Menolak Dalil Istikharah dari Sekte Al-Yamani

Sederet usaha dan upaya telah dikerahkan oleh Ahmad al-Hasan Bashri, dengan mencomot beberapa riwayat yang di matanya, dapat mendukung klaim-klaimnya, salah satunya menjadi  klaim sebagai Al-Mahdi dan keturunan Nabi Saw.

Berhadapan dengan klaim-klaim dan dalil-dalilnya, kami telah mencoba mematahkannya di dalam  rentetan tulisan sebelumnya, sebab di mata kami upaya yang ia lakukan bertentangan dengan literatur yang ada bahkan akal sehat.

Dan salah satu senjata yang ia andalkan untuk membuktikan kalau dirinya sebagai Al-Mahdi atau washi Rasulullah Saw., ia memanfaatkan metode istikharah dengan al-Quran sebagai dalil, seperti yang dijelaskan di tulisan sebelumnya.

Mulanya, Ahmad Al-Hasan Bashri mengutip sebuah riwayat dari Imam Husain terkait istikharah ini, yang penggalan riwayatnya berbunyi sebagai berikut.

Seorang lelaki datang menghadap Amirul Mukminin Ali bin Abi Thalib, lalu berkata, “Beritahulah saya tentang seorang Mahdi…” Amirul Mukminin berkata, “Ya Allah, jadikanlah pengutusannya sebagai bentuk pengeluaran dari kegundahan, dan berwasilahkan dia, kumpulkanlah persatuan umat…”

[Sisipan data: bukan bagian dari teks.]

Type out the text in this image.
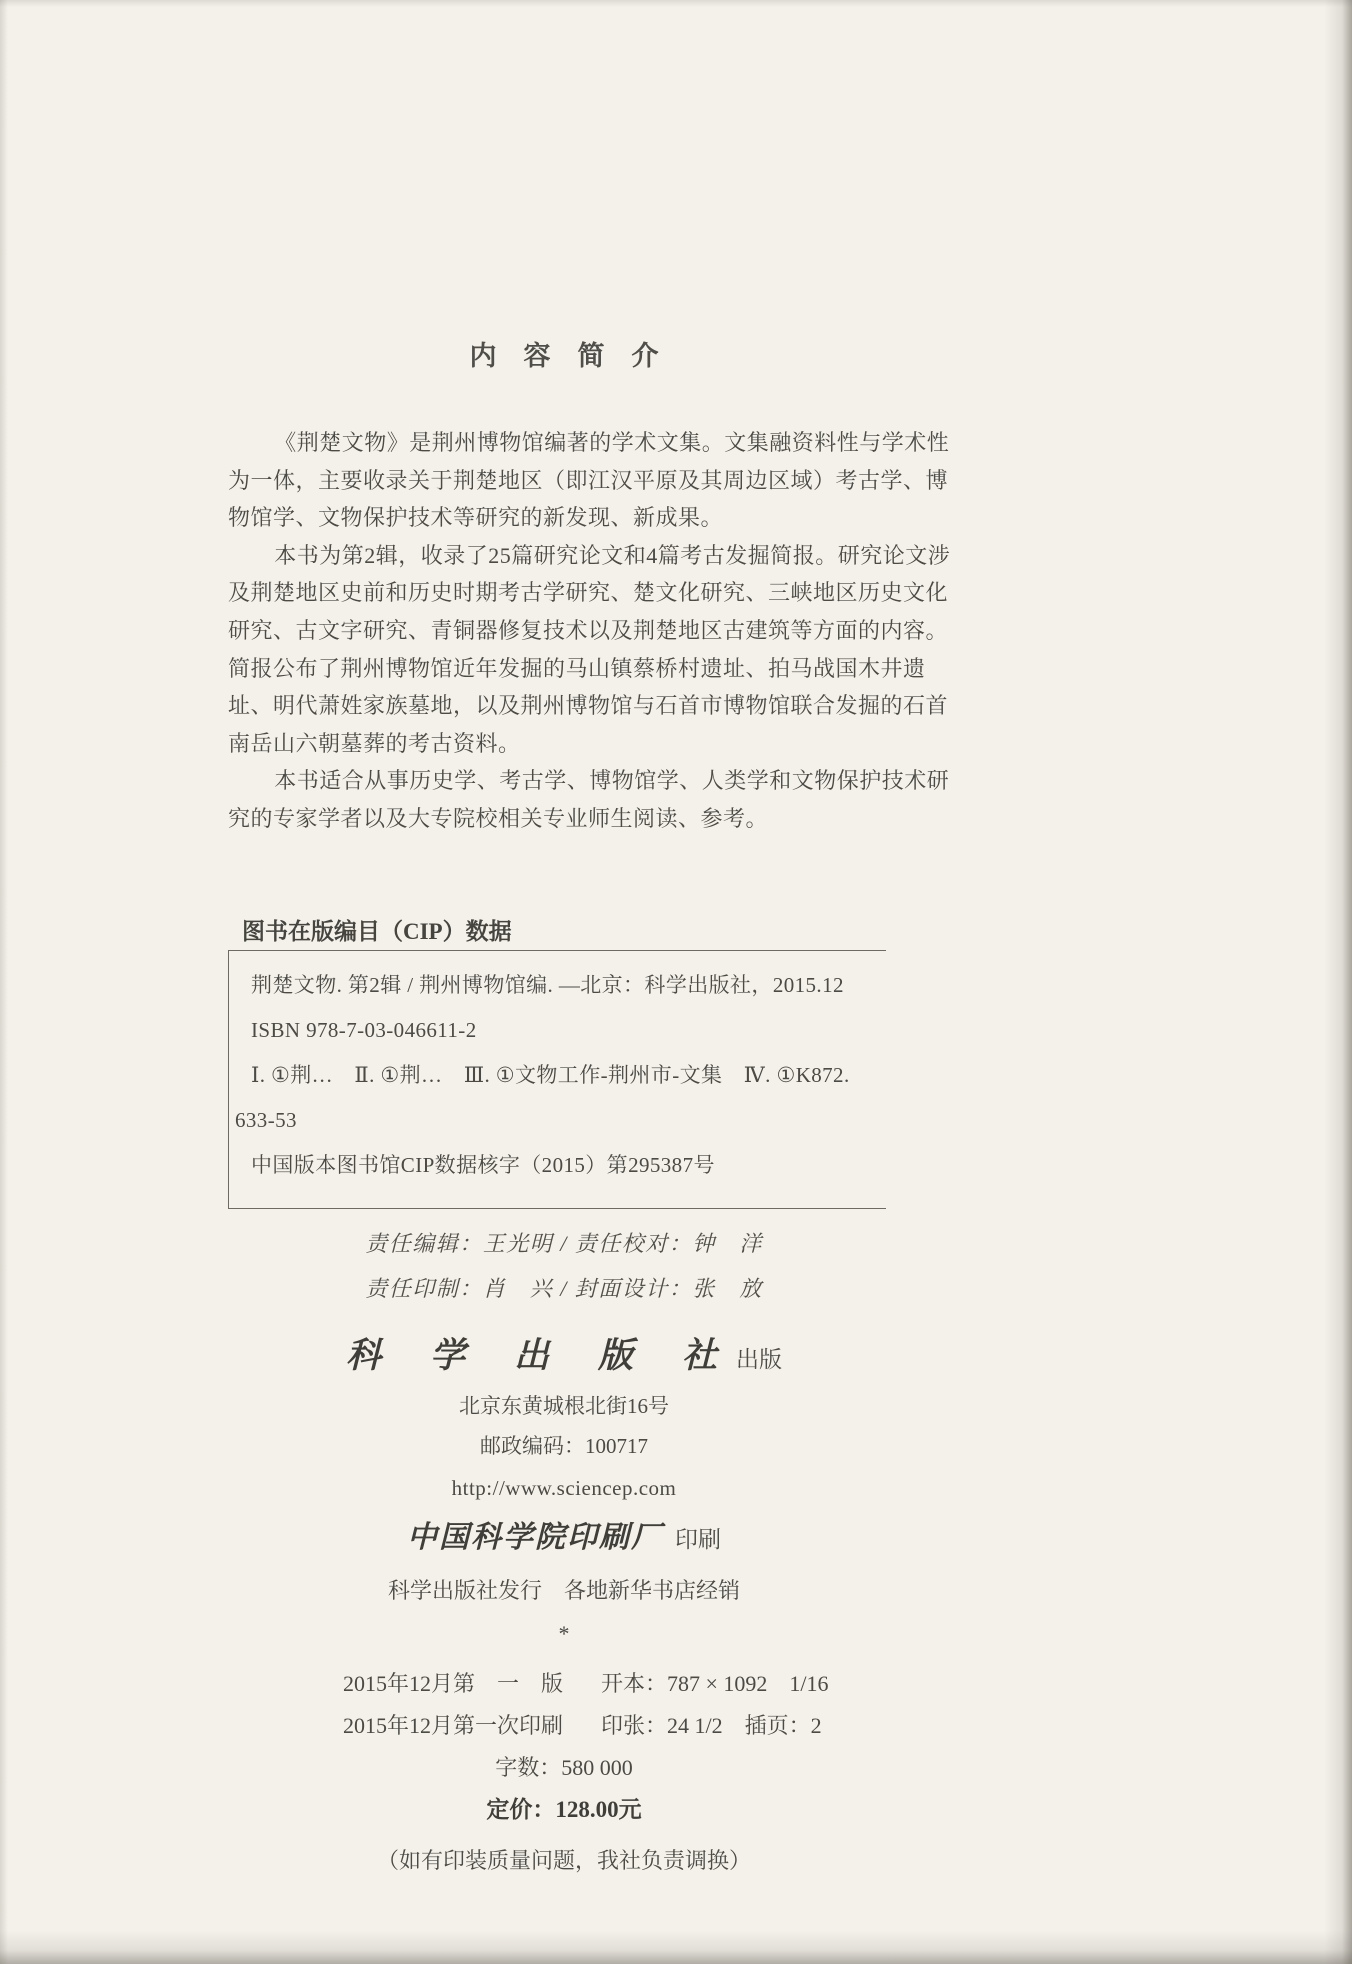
内　容　简　介
《荆楚文物》是荆州博物馆编著的学术文集。文集融资料性与学术性
为一体，主要收录关于荆楚地区（即江汉平原及其周边区域）考古学、博
物馆学、文物保护技术等研究的新发现、新成果。
本书为第2辑，收录了25篇研究论文和4篇考古发掘简报。研究论文涉
及荆楚地区史前和历史时期考古学研究、楚文化研究、三峡地区历史文化
研究、古文字研究、青铜器修复技术以及荆楚地区古建筑等方面的内容。
简报公布了荆州博物馆近年发掘的马山镇蔡桥村遗址、拍马战国木井遗
址、明代萧姓家族墓地，以及荆州博物馆与石首市博物馆联合发掘的石首
南岳山六朝墓葬的考古资料。
本书适合从事历史学、考古学、博物馆学、人类学和文物保护技术研
究的专家学者以及大专院校相关专业师生阅读、参考。
图书在版编目（CIP）数据
荆楚文物. 第2辑 / 荆州博物馆编. —北京：科学出版社，2015.12
ISBN 978-7-03-046611-2
Ⅰ. ①荆…　Ⅱ. ①荆…　Ⅲ. ①文物工作-荆州市-文集　Ⅳ. ①K872.
633-53
中国版本图书馆CIP数据核字（2015）第295387号
责任编辑：王光明 / 责任校对：钟　洋
责任印制：肖　兴 / 封面设计：张　放
科　学　出　版　社 出版
北京东黄城根北街16号
邮政编码：100717
http://www.sciencep.com
中国科学院印刷厂 印刷
科学出版社发行　各地新华书店经销
*
2015年12月第　一　版	开本：787 × 1092　1/16
2015年12月第一次印刷	印张：24 1/2　插页：2
字数：580 000
定价：128.00元
（如有印装质量问题，我社负责调换）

“…Jika Allah mengutamakan kebaikan darimu, rencanakanlah dan janganlah berbelok darinya, jika kamu menyetujuinya, dan janganlah kamu melampauinya jika kamu terhidayahi…”[1]

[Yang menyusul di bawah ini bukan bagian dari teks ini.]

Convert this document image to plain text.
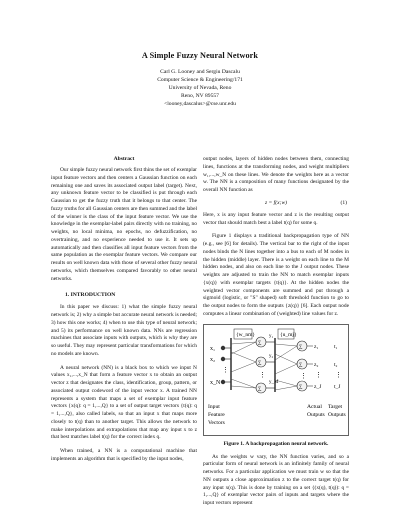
A Simple Fuzzy Neural Network
Carl G. Looney and Sergiu Dascalu
Computer Science & Engineering/171
University of Nevada, Reno
Reno, NV 89557
<looney,dascalus>@cse.unr.edu

Abstract

Our simple fuzzy neural network first thins the set of exemplar input feature vectors and then centers a Gaussian function on each remaining one and saves its associated output label (target). Next, any unknown feature vector to be classified is put through each Gaussian to get the fuzzy truth that it belongs to that center. The fuzzy truths for all Gaussian centers are then summed and the label of the winner is the class of the input feature vector. We use the knowledge in the exemplar-label pairs directly with no training, no weights, no local minima, no epochs, no defuzzification, no overtraining, and no experience needed to use it. It sets up automatically and then classifies all input feature vectors from the same population as the exemplar feature vectors. We compare our results on well known data with those of several other fuzzy neural networks, which themselves compared favorably to other neural networks.

1. INTRODUCTION

In this paper we discuss: 1) what the simple fuzzy neural network is; 2) why a simple but accurate neural network is needed; 3) how this one works; 4) when to use this type of neural network; and 5) its performance on well known data. NNs are regression machines that associate inputs with outputs, which is why they are so useful. They may represent particular transformations for which no models are known.

A neural network (NN) is a black box to which we input N values x₁,...,x_N that form a feature vector x to obtain an output vector z that designates the class, identification, group, pattern, or associated output codeword of the input vector x. A trained NN represents a system that maps a set of exemplar input feature vectors {x(q): q = 1,...,Q} to a set of output target vectors {t(q): q = 1,...,Q}, also called labels, so that an input x that maps more closely to t(q) than to another target. This allows the network to make interpolations and extrapolations that map any input x to z that best matches label t(q) for the correct index q.

When trained, a NN is a computational machine that implements an algorithm that is specified by the input nodes,

output nodes, layers of hidden nodes between them, connecting lines, functions at the transforming nodes, and weight multipliers w₁,...,w_N on these lines. We denote the weights here as a vector w. The NN is a composition of many functions designated by the overall NN function as

z = f(x;w)	(1)

Here, x is any input feature vector and z is the resulting output vector that should match best a label t(q) for some q.

Figure 1 displays a traditional backpropagation type of NN (e.g., see [6] for details). The vertical bar to the right of the input nodes binds the N lines together into a bus to each of M nodes in the hidden (middle) layer. There is a weight on each line to the M hidden nodes, and also on each line to the J output nodes. These weights are adjusted to train the NN to match exemplar inputs {x(q)} with exemplar targets {t(q)}. At the hidden nodes the weighted vector components are summed and put through a sigmoid (logistic, or "S" shaped) soft threshold function to go to the output nodes to form the outputs {z(q)} [6]. Each output node computes a linear combination of (weighted) line values for z.

x₁
x₂
x_N
⋮
{w_nm}
∑
∑
∑
⋮
y₁
y₂
y_M
{u_mj}
∑
∑
∑
⋮
z₁
z₂
z_J
⋮
t₁
t₂
t_J
⋮
Input
Feature
Vectors
Actual
Outputs
Target
Outputs
Figure 1. A backpropagation neural network.

As the weights w vary, the NN function varies, and so a particular form of neural network is an infinitely family of neural networks. For a particular application we must train w so that the NN outputs a close approximation z to the correct target t(q) for any input x(q). This is done by training on a set {(x(q), t(q)): q = 1,...,Q} of exemplar vector pairs of inputs and targets where the input vectors represent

Dari riwayat di atas, Ahmad al-Hasan menggunakan kalimat فإنْ خار الله لك فاعزم (maka, jika Allah mengutamakan/meminta kebaikan untukmu, maka rencanakanlah) yang dijadikannya sebagai alasan untuk istikharah dengan al-Quran sekaligus menjadi bukti baginya untuk menetapkan sebagai washi Rasulullah Saw.

Di dalam tulisan kali ini, setidaknya ada dua jawaban untuk meluruskan kalaim Ahmad al-Hasan.

Pertama, bahwa kalimat yang di atas tidak ada sangkut pautnya dengan istikharah dengan al-Quran. Dan hal itu bermakna keinginan Allah terhadap kebaikan para hambanya. Bukan meminta kebaikan seorang hamba kepada Allah.

Kedua, kata خا ر  menurut kamus Lisanul Arabi tidak bermakna istikharah dan tidak pula bermakna meminta kebaikan. Arti sesungguhny adalah memberikan kebaikan. [2]

Dari dua jawaban di atas, kita bisa memahami bahwa Ahmad al-Hasan agaknya salah memahami riwayat yang ia kutip dan dijadikannya sebagai pegangan untuk membuktikan dirinya sebagai washi melalui istikharah dengan al-Quran.

[1] Al-Gaibah Nu’mani, Muhammad bin Ibrahim, hal. 221-222

[2] Lisanul Arab, jil 4, hal. 267, Majma’ Al-Baharain, jil. 3, hal. 297, Al-Khamus Al-Muhith, jil. 2, hal. 550.